As The Nation alludes to, many conservatives who otherwise distrust the power of public unions are highly deferential to police unions. Wisconsin Gov. Scott Walker's union reform bills exempted police and firefighters even as police and firefighter unions joined protests against the legislation. Meanwhile in Ohio John Kasich's union reform attempts did include police and firefighter unions but unlike in Wisconsin, the Ohio proposals failed in the legislature. Libertarians and other consistent critics of the asymmetrical power and privilege secured by public unions don't exempt police unions.

Later on in the piece, The Nation dismisses the self-regulatory regime designed with the help of the police unions, comparing it to "self-regulation" in the poultry-processing or coal mining business. An more apt analogy would be to ether public sector jobs whose unions have created cushy self-regulation. From teachers to federal workers, almost any example works. When it's more difficult to terminate employees, it's more difficult to eliminate bad employees.
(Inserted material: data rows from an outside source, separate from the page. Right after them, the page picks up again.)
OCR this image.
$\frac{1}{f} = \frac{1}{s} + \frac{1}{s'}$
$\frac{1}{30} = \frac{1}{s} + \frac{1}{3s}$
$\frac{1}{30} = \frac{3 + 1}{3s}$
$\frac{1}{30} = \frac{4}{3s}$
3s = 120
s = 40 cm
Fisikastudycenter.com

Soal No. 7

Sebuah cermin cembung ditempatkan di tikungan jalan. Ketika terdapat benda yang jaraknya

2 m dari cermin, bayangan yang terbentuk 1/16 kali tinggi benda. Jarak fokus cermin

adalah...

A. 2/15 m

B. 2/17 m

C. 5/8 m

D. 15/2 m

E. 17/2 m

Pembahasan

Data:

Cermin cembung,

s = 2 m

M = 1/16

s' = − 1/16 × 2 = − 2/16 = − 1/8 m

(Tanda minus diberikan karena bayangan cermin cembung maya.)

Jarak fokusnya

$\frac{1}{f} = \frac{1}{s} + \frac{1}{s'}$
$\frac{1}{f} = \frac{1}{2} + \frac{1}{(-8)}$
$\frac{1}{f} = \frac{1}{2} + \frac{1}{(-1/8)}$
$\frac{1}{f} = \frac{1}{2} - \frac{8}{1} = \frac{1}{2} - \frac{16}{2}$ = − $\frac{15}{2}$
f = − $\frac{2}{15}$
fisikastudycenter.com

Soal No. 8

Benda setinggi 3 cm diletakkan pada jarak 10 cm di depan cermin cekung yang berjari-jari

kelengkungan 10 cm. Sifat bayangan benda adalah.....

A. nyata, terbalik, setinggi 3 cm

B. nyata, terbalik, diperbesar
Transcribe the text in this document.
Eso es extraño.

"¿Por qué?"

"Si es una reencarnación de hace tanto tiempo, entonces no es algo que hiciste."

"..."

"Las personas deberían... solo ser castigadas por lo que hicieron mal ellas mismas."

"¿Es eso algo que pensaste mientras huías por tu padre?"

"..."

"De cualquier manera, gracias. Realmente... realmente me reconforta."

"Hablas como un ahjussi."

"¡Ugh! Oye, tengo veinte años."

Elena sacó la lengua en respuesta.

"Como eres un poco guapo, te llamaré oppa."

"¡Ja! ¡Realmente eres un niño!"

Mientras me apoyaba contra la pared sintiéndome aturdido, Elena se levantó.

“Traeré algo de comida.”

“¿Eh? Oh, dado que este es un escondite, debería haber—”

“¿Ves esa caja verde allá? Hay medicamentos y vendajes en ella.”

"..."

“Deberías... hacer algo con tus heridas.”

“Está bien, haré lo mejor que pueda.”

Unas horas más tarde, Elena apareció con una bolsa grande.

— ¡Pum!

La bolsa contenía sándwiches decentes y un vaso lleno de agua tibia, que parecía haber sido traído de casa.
This is dangerous in the public sector, where government employees, like cops, tend to get a lot of deference in their exercise of power over the public, which is represented at the negotiating table by other government employees.

The Nation goes on to identify what it calls the "criminalization of working-class people" as one contributing factor to police abuse. The proliferation of petty laws aimed at raising revenue does aggravate the problem.  While The Nation focuses on police models that involve targeting known violent gang members and not the community at large, the "decriminalization of working-class people" will also require rolling back laws, laws often supported by progressives.

The Nation makes an important point that's often been lost in the "national conversations" after Ferguson:

Police demilitarization, the decriminalization of working-class people, new policing models: these are all projects that could work in Ferguson and thousands of other American cities. Although none of these large-scale ideas is explicitly race-conscious, they would most likely tighten the severe racial disparities in policing violence that exist all over the country, more so than pouring more money into racial sensitivity training for cops. (Changing residency requirements of municipal police officers to get a more ethnically representative force might help a little, though research shows that such requirements correlate with less confidence in the police, not more.)

These big-picture reforms are fundamentally political solutions that will require long-term effort, coalition politics that spans race, ethnicity and political affiliation—a challenge, but also a necessity.

The problem of police violence is a problem of government violence. Solutions will have to involve restraining government. There are people on the left and the right, lots of them, who almost worship the institutions of government. They may have their pet peeves, institutions they don't like depending on their political affiliation, but they trust in the power of government to accomplish things when it comes to their agenda. Others on the right, and the left, have a more healthy distrust of government, one that cuts across sectarian agendas. The Nation is right that police reform is not something that will happen without coalition-building. That makes it important to, like The Nation did in this piece, direct the focus at systemic solutions not just racial or class ones.

Yesterday Attorney General Eric Holder released a statement ahead of the Ferguson grand jury announcement, saying the conversation surrounding the shooting of Michael Brown was "about the need to ensure confidence between law enforcement and the communities they protect and serve." It's not, or at least it shouldn't be. Conversations around police violence focused on community relations aren't helpful because they keep the issue of the systemic power wielded by police out of view in favor of mere race-consciousness in the application of that power. The conversations have to be about restoring the constitutional rights and protections of the people and rolling back the systemic power enjoyed by cops that has helped destroy those constitutional rights. The only effective police reforms are ones that target that systemic power, and not just applications of it deemed media friendly or race- and class-conscious.